The Morris water maze test was performed to assess spatial memory that relies on distal cues to locate a submerged platform (15 cm diameter) in an open circular swimming arena (150 cm diameter) filled with opaque water (non-toxic white paint, 26 ± 1  °C), as previously described9. Analyses included 10 days of acquisition training, where each daily session consisted of 4 swimming trials (15 min interval between trials) starting randomly from 4 starting positions. Swimming tracks were recorded using video hardware and Ethovision software (Noldus, The Netherlands). Mice that failed to find the platform within 120 s were guided to it and remained there for 15 s before being returned to their cages. Reference memory performance is measured as preference for the platform area when the platform is absent, and was tested during probe trials (100 s) after 5 and 10 acquisition sessions and after 5 reversal sessions, i.e. on days 6, 11, and 16 respectively. After 10 days of acquisition training, when the mice have established a robust preference for the platform location, reversal training was performed during 5 days, during which the location of the platform was changed, requiring relearning and cognitive flexibility.
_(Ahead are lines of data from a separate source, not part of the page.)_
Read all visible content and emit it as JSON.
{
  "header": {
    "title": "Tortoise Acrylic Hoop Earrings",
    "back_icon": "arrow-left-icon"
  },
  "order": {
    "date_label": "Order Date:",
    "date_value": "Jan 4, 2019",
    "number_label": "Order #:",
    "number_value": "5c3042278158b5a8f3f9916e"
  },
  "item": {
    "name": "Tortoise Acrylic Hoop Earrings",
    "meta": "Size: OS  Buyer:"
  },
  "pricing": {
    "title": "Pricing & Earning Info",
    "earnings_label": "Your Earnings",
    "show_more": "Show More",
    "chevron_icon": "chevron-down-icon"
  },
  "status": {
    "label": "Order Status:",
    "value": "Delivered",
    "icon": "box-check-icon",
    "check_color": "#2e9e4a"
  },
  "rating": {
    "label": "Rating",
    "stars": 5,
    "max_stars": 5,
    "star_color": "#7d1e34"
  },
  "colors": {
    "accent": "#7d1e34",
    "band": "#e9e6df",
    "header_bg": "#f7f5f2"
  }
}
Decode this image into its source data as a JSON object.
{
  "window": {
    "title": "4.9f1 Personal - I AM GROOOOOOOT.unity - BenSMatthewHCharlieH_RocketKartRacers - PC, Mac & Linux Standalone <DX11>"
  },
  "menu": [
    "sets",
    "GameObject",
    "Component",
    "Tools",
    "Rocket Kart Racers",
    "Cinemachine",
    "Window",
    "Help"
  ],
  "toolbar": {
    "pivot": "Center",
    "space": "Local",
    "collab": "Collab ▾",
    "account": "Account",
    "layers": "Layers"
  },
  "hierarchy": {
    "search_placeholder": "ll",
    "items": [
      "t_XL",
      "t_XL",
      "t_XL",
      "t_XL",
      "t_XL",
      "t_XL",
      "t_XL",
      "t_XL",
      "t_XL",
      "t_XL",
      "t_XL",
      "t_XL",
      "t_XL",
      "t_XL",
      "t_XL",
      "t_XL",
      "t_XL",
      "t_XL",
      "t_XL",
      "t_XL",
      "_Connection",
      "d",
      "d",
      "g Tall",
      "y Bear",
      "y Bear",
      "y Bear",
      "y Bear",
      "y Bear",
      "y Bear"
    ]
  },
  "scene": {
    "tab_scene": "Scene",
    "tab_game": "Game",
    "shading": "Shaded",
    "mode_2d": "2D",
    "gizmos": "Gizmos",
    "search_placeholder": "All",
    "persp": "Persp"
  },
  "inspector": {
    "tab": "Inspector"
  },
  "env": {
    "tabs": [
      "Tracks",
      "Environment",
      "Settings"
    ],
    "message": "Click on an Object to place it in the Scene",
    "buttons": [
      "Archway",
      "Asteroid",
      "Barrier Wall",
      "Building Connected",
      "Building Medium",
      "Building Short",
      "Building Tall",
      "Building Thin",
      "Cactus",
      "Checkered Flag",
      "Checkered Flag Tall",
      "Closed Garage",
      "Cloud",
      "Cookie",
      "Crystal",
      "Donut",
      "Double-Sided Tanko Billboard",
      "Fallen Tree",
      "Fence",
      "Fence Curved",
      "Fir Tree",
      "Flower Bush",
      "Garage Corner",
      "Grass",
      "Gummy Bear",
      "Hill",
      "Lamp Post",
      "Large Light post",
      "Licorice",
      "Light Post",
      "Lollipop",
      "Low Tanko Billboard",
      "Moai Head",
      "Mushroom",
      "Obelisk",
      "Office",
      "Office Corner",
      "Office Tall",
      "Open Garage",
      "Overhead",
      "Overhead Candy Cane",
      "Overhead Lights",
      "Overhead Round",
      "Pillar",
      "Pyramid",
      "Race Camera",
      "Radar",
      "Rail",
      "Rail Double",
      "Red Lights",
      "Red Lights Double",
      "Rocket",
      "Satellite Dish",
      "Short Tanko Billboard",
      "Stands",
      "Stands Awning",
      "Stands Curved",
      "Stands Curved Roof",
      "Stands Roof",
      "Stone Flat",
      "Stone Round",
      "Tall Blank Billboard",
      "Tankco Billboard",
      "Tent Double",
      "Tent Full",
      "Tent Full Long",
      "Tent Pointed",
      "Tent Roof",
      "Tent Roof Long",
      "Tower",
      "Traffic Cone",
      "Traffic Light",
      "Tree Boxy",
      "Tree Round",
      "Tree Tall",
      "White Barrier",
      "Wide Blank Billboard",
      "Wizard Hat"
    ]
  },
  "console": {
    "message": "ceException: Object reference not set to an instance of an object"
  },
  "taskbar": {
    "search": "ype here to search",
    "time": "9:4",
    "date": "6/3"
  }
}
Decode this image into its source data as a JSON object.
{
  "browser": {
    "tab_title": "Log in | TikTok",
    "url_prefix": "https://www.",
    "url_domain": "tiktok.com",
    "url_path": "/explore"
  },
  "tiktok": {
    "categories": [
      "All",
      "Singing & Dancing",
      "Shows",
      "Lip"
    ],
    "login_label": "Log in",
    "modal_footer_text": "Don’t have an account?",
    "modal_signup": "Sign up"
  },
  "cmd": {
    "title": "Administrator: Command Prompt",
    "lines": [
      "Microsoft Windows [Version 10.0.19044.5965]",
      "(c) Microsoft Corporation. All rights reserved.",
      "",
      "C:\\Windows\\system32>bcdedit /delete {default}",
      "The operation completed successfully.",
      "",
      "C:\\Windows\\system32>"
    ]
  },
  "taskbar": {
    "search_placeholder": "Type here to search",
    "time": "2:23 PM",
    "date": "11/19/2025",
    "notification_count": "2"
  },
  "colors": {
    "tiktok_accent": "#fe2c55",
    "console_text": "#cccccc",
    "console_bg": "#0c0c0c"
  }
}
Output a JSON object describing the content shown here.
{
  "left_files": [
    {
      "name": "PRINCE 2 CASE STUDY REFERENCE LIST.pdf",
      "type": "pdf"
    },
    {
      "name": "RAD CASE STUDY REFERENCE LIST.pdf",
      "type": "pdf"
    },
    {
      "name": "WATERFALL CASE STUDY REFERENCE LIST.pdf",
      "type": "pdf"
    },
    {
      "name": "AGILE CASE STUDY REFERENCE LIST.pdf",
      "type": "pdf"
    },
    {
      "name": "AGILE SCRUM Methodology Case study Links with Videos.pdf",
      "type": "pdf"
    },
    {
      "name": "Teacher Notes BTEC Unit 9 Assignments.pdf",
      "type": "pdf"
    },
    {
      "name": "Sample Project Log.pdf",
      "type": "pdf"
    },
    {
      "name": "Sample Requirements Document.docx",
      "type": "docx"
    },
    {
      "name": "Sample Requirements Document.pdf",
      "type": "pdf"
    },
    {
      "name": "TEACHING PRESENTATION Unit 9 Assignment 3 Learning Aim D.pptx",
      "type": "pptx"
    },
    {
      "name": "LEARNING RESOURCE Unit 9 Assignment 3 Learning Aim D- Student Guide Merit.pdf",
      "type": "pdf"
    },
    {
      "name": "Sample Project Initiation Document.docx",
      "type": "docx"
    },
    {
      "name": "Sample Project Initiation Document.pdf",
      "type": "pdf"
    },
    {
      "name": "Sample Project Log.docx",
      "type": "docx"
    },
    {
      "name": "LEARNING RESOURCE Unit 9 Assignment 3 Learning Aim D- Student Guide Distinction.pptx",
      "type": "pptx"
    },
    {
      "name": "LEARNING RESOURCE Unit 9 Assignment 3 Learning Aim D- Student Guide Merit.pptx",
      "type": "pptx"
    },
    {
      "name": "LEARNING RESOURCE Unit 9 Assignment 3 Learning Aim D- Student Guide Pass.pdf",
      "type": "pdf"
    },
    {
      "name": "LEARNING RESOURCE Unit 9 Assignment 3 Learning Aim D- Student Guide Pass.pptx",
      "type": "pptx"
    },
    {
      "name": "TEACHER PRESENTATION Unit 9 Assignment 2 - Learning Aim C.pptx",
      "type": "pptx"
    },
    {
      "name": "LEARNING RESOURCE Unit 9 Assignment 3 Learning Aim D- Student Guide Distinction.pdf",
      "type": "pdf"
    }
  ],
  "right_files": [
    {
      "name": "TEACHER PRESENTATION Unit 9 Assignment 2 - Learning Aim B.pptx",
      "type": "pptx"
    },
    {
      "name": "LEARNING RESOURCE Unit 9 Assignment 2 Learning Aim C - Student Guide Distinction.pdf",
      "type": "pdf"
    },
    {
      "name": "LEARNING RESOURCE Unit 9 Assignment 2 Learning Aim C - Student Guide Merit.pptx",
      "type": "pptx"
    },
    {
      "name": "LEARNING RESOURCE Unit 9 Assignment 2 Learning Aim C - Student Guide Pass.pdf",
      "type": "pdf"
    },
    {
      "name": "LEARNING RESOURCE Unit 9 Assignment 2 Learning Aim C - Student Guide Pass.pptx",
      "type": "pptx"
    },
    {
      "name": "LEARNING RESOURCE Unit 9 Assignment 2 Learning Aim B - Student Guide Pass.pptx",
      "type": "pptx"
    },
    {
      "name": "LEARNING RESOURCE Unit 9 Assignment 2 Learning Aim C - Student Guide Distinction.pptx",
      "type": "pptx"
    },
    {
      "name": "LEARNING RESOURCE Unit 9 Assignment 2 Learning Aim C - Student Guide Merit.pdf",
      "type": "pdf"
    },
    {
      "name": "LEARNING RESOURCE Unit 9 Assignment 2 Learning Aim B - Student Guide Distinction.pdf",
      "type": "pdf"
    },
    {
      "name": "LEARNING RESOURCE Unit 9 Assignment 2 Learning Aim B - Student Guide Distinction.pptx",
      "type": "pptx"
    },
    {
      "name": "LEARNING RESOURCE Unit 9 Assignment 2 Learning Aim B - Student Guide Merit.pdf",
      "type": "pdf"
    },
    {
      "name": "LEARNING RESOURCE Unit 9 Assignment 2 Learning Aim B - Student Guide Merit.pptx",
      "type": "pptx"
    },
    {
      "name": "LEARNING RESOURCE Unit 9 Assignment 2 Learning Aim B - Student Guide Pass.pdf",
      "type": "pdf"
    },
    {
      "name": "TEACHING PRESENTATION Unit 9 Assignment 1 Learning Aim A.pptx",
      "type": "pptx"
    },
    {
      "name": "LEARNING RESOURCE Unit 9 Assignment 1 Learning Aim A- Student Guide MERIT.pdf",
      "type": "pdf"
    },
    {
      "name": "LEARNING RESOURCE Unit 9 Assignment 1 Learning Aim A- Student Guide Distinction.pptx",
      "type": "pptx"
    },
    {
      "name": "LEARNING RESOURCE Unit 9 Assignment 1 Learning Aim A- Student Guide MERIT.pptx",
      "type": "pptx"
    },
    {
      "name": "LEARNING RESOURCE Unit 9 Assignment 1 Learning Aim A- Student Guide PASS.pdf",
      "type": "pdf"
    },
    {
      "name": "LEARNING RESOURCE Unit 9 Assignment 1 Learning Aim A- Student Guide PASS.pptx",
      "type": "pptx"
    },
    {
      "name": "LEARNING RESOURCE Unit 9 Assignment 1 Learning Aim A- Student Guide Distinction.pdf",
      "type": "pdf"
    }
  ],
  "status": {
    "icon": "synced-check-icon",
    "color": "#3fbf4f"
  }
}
Analyses included calculating path length (i.e. distance traveled by the mouse before finding the platform), % time spent in the target quadrant during the 15 training sessions, and % time spent in each quadrant during the probe trials. Statistical analyses included one-way and two-way repeated measures ANOVA with Sidak correction for multiple comparisons (p < 0.05).